You can unlock them with:

glUnlockVRAMBank(VRAM_B);
glUnlockVRAMBank(VRAM_C);

8. Motion blur

So far we have only seen how to capture the 3D output and display it again. However, the diagram at the beginning of the chapter shows that the capture hardware can actually take two inputs, blend them, and save the result to VRAM.

Check the following example: examples/video_capture/motion_blur

Motion blur

The example takes the 3D output of the GPU, blends it with the contents in VRAM D, and saves the output in VRAM D. The main engine has been setup in direct VRAM D rendering mode, so only one VRAM bank needs to be used to achieve this effect.

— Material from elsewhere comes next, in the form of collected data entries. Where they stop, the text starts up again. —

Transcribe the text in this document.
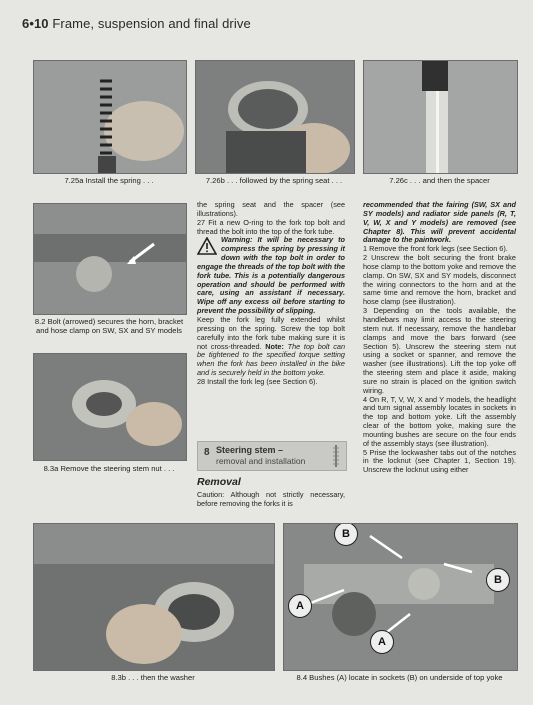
6•10 Frame, suspension and final drive
7.25a Install the spring . . .	7.26b . . . followed by the spring seat . . .	7.26c . . . and then the spacer
8.2 Bolt (arrowed) secures the horn, bracket and hose clamp on SW, SX and SY models
8.3a Remove the steering stem nut . . .

the spring seat and the spacer (see illustrations).

27 Fit a new O-ring to the fork top bolt and thread the bolt into the top of the fork tube.

Warning: It will be necessary to compress the spring by pressing it down with the top bolt in order to engage the threads of the top bolt with the fork tube. This is a potentially dangerous operation and should be performed with care, using an assistant if necessary. Wipe off any excess oil before starting to prevent the possibility of slipping.

Keep the fork leg fully extended whilst pressing on the spring. Screw the top bolt carefully into the fork tube making sure it is not cross-threaded. Note: The top bolt can be tightened to the specified torque setting when the fork has been installed in the bike and is securely held in the bottom yoke.

28 Install the fork leg (see Section 6).

8 Steering stem –
removal and installation
Removal
Caution: Although not strictly necessary, before removing the forks it is

recommended that the fairing (SW, SX and SY models) and radiator side panels (R, T, V, W, X and Y models) are removed (see Chapter 8). This will prevent accidental damage to the paintwork.

1 Remove the front fork legs (see Section 6).

2 Unscrew the bolt securing the front brake hose clamp to the bottom yoke and remove the clamp. On SW, SX and SY models, disconnect the wiring connectors to the horn and at the same time and remove the horn, bracket and hose clamp (see illustration).

3 Depending on the tools available, the handlebars may limit access to the steering stem nut. If necessary, remove the handlebar clamps and move the bars forward (see Section 5). Unscrew the steering stem nut using a socket or spanner, and remove the washer (see illustrations). Lift the top yoke off the steering stem and place it aside, making sure no strain is placed on the ignition switch wiring.

4 On R, T, V, W, X and Y models, the headlight and turn signal assembly locates in sockets in the top and bottom yoke. Lift the assembly clear of the bottom yoke, making sure the mounting bushes are secure on the four ends of the assembly stays (see illustration).

5 Prise the lockwasher tabs out of the notches in the locknut (see Chapter 1, Section 19). Unscrew the locknut using either

8.3b . . . then the washer
B
B
A
A
8.4 Bushes (A) locate in sockets (B) on underside of top yoke
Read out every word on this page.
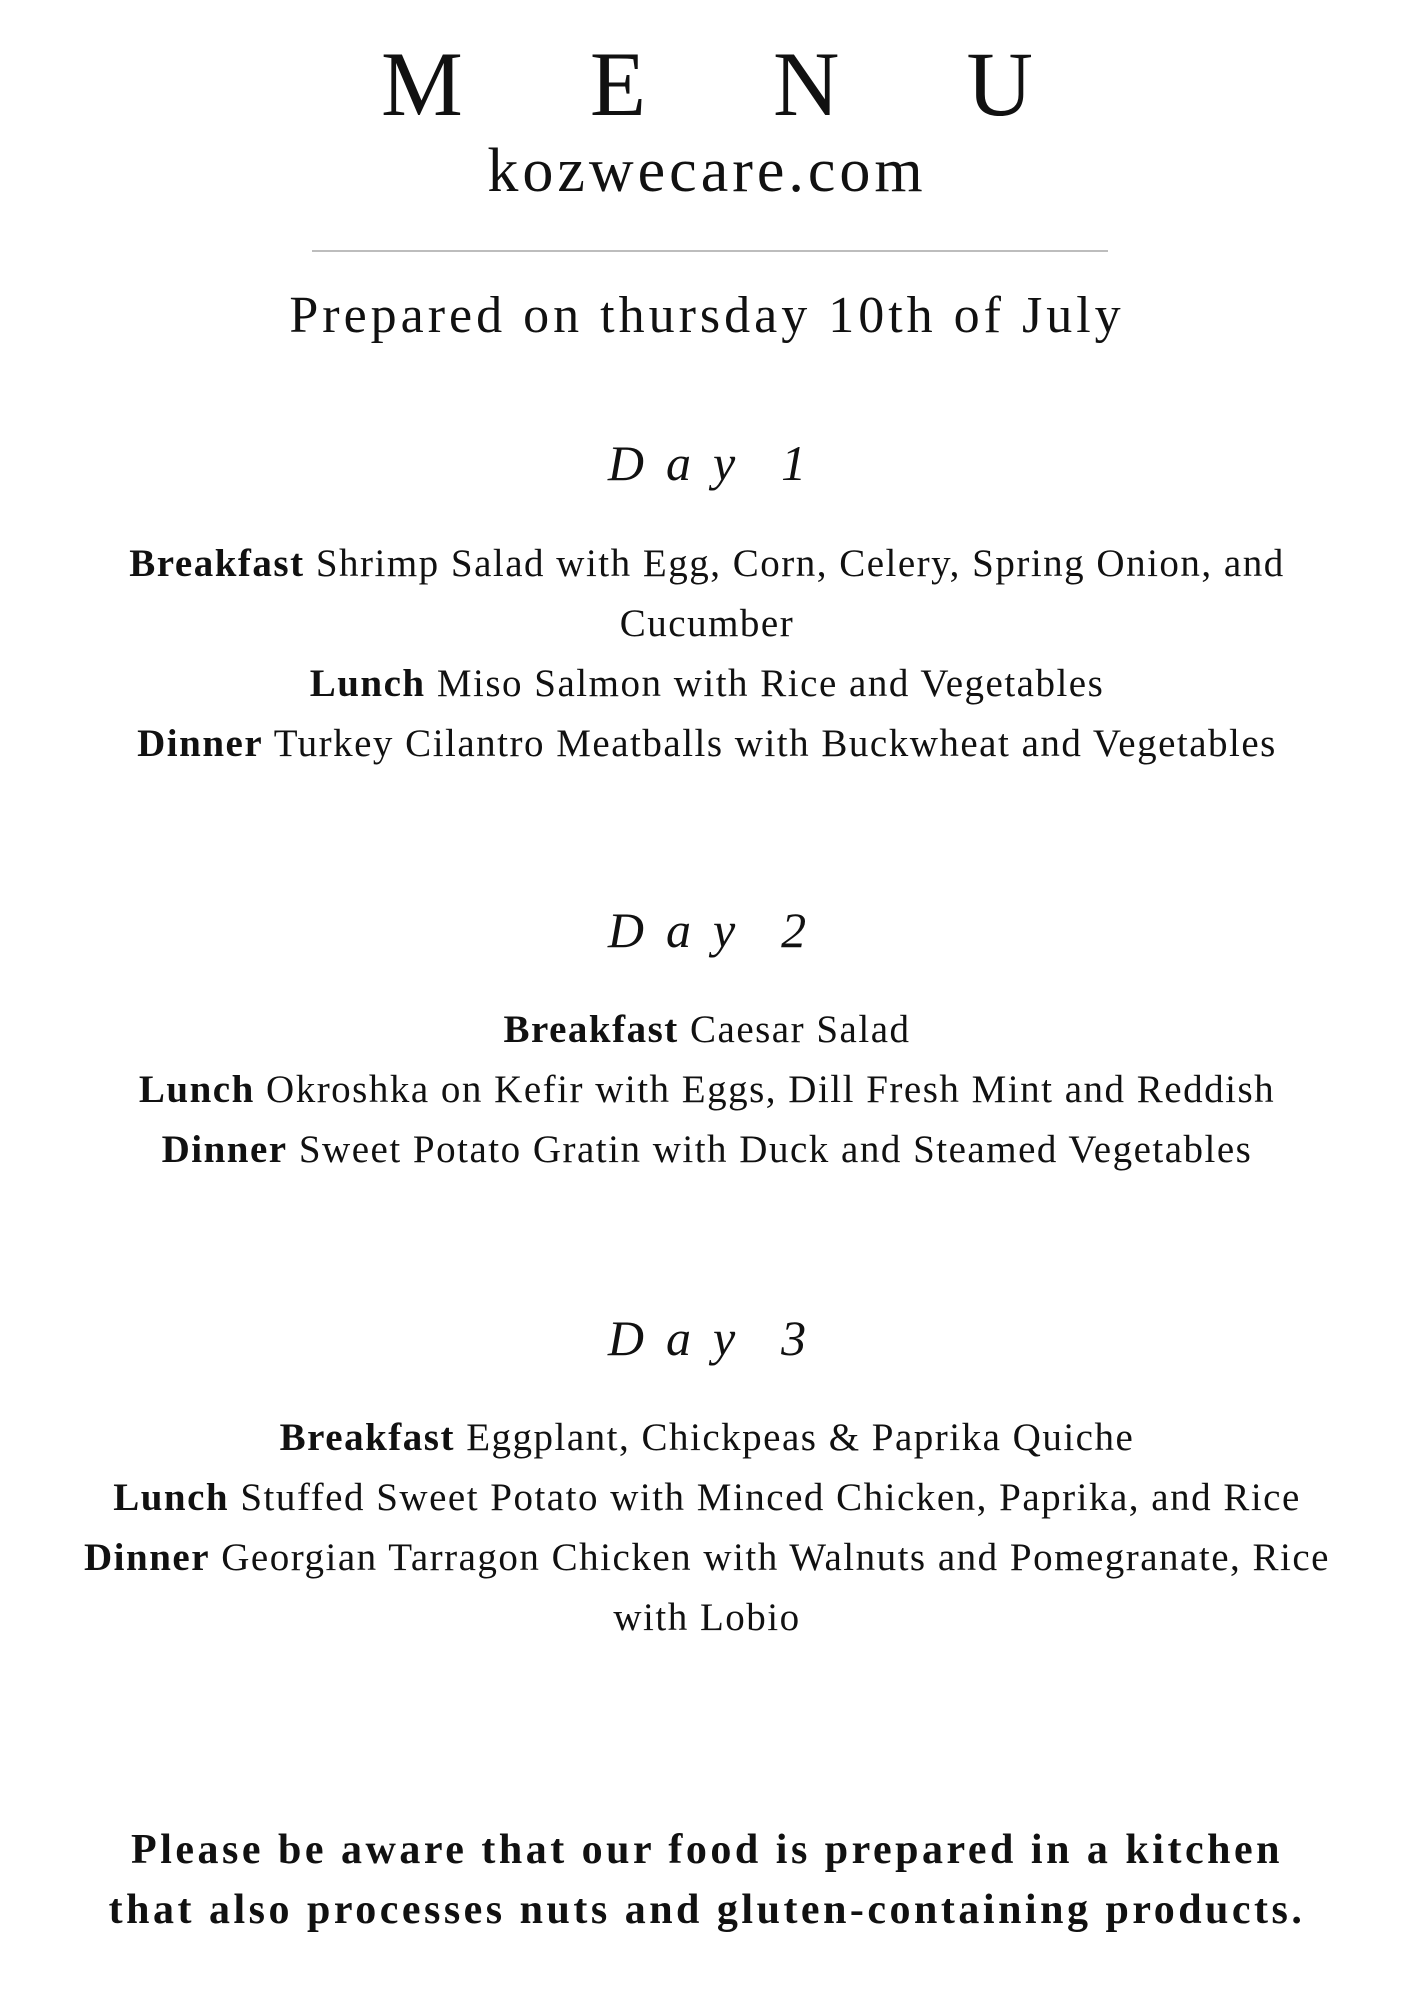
M E N U
kozwecare.com
Prepared on thursday 10th of July
Day 1
Breakfast Shrimp Salad with Egg, Corn, Celery, Spring Onion, and Cucumber
Lunch Miso Salmon with Rice and Vegetables
Dinner Turkey Cilantro Meatballs with Buckwheat and Vegetables
Day 2
Breakfast Caesar Salad
Lunch Okroshka on Kefir with Eggs, Dill Fresh Mint and Reddish
Dinner Sweet Potato Gratin with Duck and Steamed Vegetables
Day 3
Breakfast Eggplant, Chickpeas & Paprika Quiche
Lunch Stuffed Sweet Potato with Minced Chicken, Paprika, and Rice
Dinner Georgian Tarragon Chicken with Walnuts and Pomegranate, Rice with Lobio
Please be aware that our food is prepared in a kitchen
that also processes nuts and gluten-containing products.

videoSetMode(MODE_VRAM_D);
vramSetBankD(VRAM_D_LCD);

Every frame is the result of the current 3D output plus the previously displayed output. This means that the blur effect is added on top of the blur of the previous frame. Depending on the settings, it’s possible that the blur of the previous frames doesn’t disappear from the screen at all.

All you need to do is to start the video capture every frame with the same settings:

int eva = 5;
int evb = 14;

REG_DISPCAPCNT =
    // Destination is VRAM_D
    DCAP_BANK(DCAP_BANK_VRAM_D) |
    // Size = 256x192
    DCAP_SIZE(DCAP_SIZE_256x192) |
    // Capture sources A and B blended
    DCAP_MODE(DCAP_MODE_BLEND) |
    // Blending factors for sources A and B (max is 16)
    DCAP_A(eva) | DCAP_B(evb) |
    // Source A = 3D rendered image
    DCAP_SRC_A(DCAP_SRC_A_3DONLY) |
    // Source B = VRAM D
    DCAP_SRC_B(DCAP_SRC_B_VRAM) |
    DCAP_SRC_ADDR(DCAP_BANK_VRAM_D) |
    // Enable capture
    DCAP_ENABLE;

The resulting image is calculated as (3D_output * eva + previous_capture * evb) / 16. You will need to find the values of eva and evb by trial and error, and it’s a good idea to test it in emulators and hardware while deciding what values to use.

And that’s it! Note that this effect looks better when you have the screen full of 3D objects instead of a plain black background!